By David Shepardson
(Reuters) – General Motors CEO Mary Barra’s total compensation in 2023 fell 4% to $27.8 million, the largest U.S. automaker said Wednesday.
The Detroit automaker also said GM President Mark Reuss’ total compensation in 2023 rose to just under $18 million, up from $14.3 million, while Chief Financial Officer Paul Jacobson’s compensation rose to $11.1 million last year, up from $10.2 million. GM general counsel Craig Glidden, who was also named president and chief administrative officer at self-driving unit Cruise last year, received $11.5 million.
GM board member Wesley Bush, who chairs the compensation committee, said in GM’s proxy filing the automaker delivered a strong financial performance in 2023, continued to lead the industry in total U.S. sales and returned “significant cash to shareholders through dividends and the implementation of a $10 billion accelerated share repurchase program.”
GM did not increase Barra’s or Reuss’ target compensation for 2024.
Bush said GM “underperformed relative to its commitments on its transformation journey in 2023, particularly with EV production and AV technology” that impacted GM’s stock price, the value of stock options and other executive stock-based compensation.

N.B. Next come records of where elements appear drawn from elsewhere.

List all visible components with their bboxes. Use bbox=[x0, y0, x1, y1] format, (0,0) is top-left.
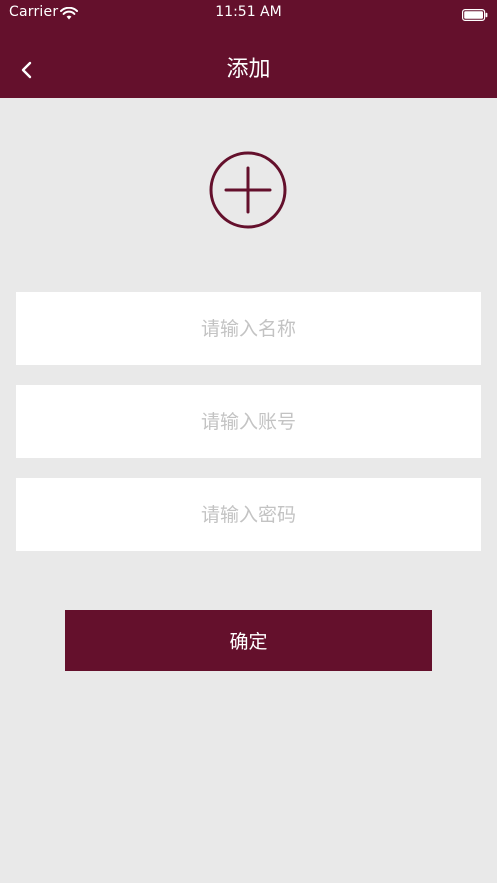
status-time: 11:51 AM bbox=[215, 4, 282, 20]
account-input[interactable] bbox=[16, 385, 481, 458]
password-field-container bbox=[16, 478, 481, 551]
confirm-button[interactable]: 确定 bbox=[65, 610, 432, 671]
password-input[interactable] bbox=[16, 478, 481, 551]
top-bar: Carrier 11:51 AM 添加 bbox=[0, 0, 497, 98]
status-bar: Carrier 11:51 AM bbox=[0, 0, 497, 26]
battery-icon bbox=[462, 6, 488, 22]
navigation-bar: 添加 bbox=[0, 42, 497, 98]
plus-circle-icon bbox=[209, 151, 287, 229]
add-account-screen: Carrier 11:51 AM 添加 请输入名称 请输入账号 确定 bbox=[0, 0, 497, 883]
name-input[interactable] bbox=[16, 292, 481, 365]
account-field-container bbox=[16, 385, 481, 458]
page-title: 添加 bbox=[226, 57, 271, 82]
name-field-container bbox=[16, 292, 481, 365]
add-avatar-button[interactable] bbox=[208, 150, 288, 230]
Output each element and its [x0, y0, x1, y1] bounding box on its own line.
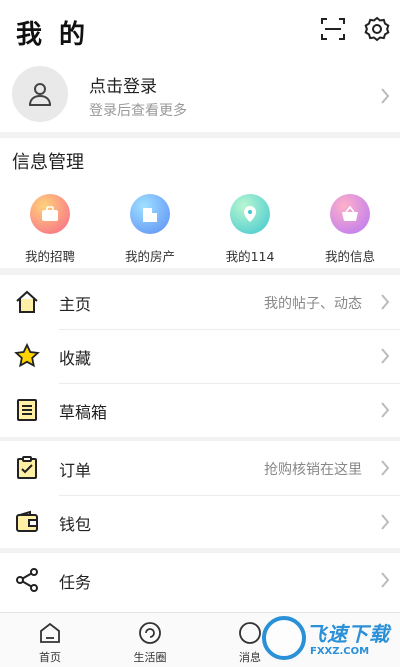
section-title: 信息管理 [12, 152, 84, 173]
tab-life-circle[interactable]: 生活圈 [110, 619, 190, 665]
chevron-right-icon [381, 348, 390, 364]
chevron-right-icon [381, 402, 390, 418]
grid-item-114[interactable]: 我的114 [200, 190, 300, 265]
menu-item-favorites[interactable]: 收藏 [0, 329, 400, 383]
menu-item-wallet[interactable]: 钱包 [0, 495, 400, 549]
tab-home[interactable]: 首页 [10, 619, 90, 665]
scan-icon[interactable] [320, 16, 346, 42]
menu-group-3: 任务 [0, 553, 400, 612]
page-title: 我 的 [16, 20, 90, 50]
draft-icon [17, 399, 37, 421]
user-icon [28, 83, 52, 106]
briefcase-icon [30, 194, 70, 234]
login-title: 点击登录 [89, 77, 157, 97]
menu-item-orders[interactable]: 订单 抢购核销在这里 [0, 441, 400, 495]
menu-group-2: 订单 抢购核销在这里 钱包 [0, 441, 400, 548]
grid-item-recruitment[interactable]: 我的招聘 [0, 190, 100, 265]
watermark-circle-icon [262, 616, 306, 660]
home-icon [16, 290, 38, 313]
star-icon [14, 343, 40, 368]
login-subtitle: 登录后查看更多 [89, 103, 187, 119]
chevron-right-icon [381, 294, 390, 310]
gear-icon[interactable] [364, 16, 390, 42]
pin-icon [230, 194, 270, 234]
share-icon [16, 568, 38, 592]
menu-item-tasks[interactable]: 任务 [0, 553, 400, 607]
chevron-right-icon [381, 572, 390, 588]
order-icon [17, 456, 37, 479]
menu-item-home[interactable]: 主页 我的帖子、动态 [0, 275, 400, 329]
basket-icon [330, 194, 370, 234]
chevron-right-icon [381, 88, 390, 104]
top-bar: 我 的 [0, 0, 400, 60]
grid-item-property[interactable]: 我的房产 [100, 190, 200, 265]
login-card[interactable]: 点击登录 登录后查看更多 [0, 60, 400, 132]
chevron-right-icon [381, 514, 390, 530]
building-icon [130, 194, 170, 234]
grid-item-my-info[interactable]: 我的信息 [300, 190, 400, 265]
watermark-logo: 飞速下载 FXXZ.COM [258, 612, 400, 667]
info-management-section: 信息管理 我的招聘 我的房产 我的114 我的信息 [0, 138, 400, 268]
menu-group-1: 主页 我的帖子、动态 收藏 草稿箱 [0, 275, 400, 437]
life-circle-icon [139, 622, 161, 644]
avatar [12, 66, 68, 122]
chevron-right-icon [381, 460, 390, 476]
home-tab-icon [40, 622, 60, 643]
wallet-icon [16, 510, 38, 532]
menu-item-drafts[interactable]: 草稿箱 [0, 383, 400, 437]
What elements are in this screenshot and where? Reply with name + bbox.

“We believe these outcomes demonstrate that our incentive plans operate effectively to appropriately reward both annual and long-term performance,” Bush wrote.
In contract talks last year, the United Auto Workers union harshly criticized the compensation of the Detroit Three automakers including Barra, who received $29 million in 2022 in total compensation.
After targeted strikes, the UAW’s deals for its members secured an immediate 11% pay rise and 25% increase in base wages through 2028.
In February, Chrysler-parent Stellantis said CEO Carlos Tavares received a 56% boost in total compensation to 36.49 million euros ($39 million) in 2023.
Tavares told reporters last week “90% of my salary is determined by the results of the company, so this proves that the company’s results are apparently not too bad.”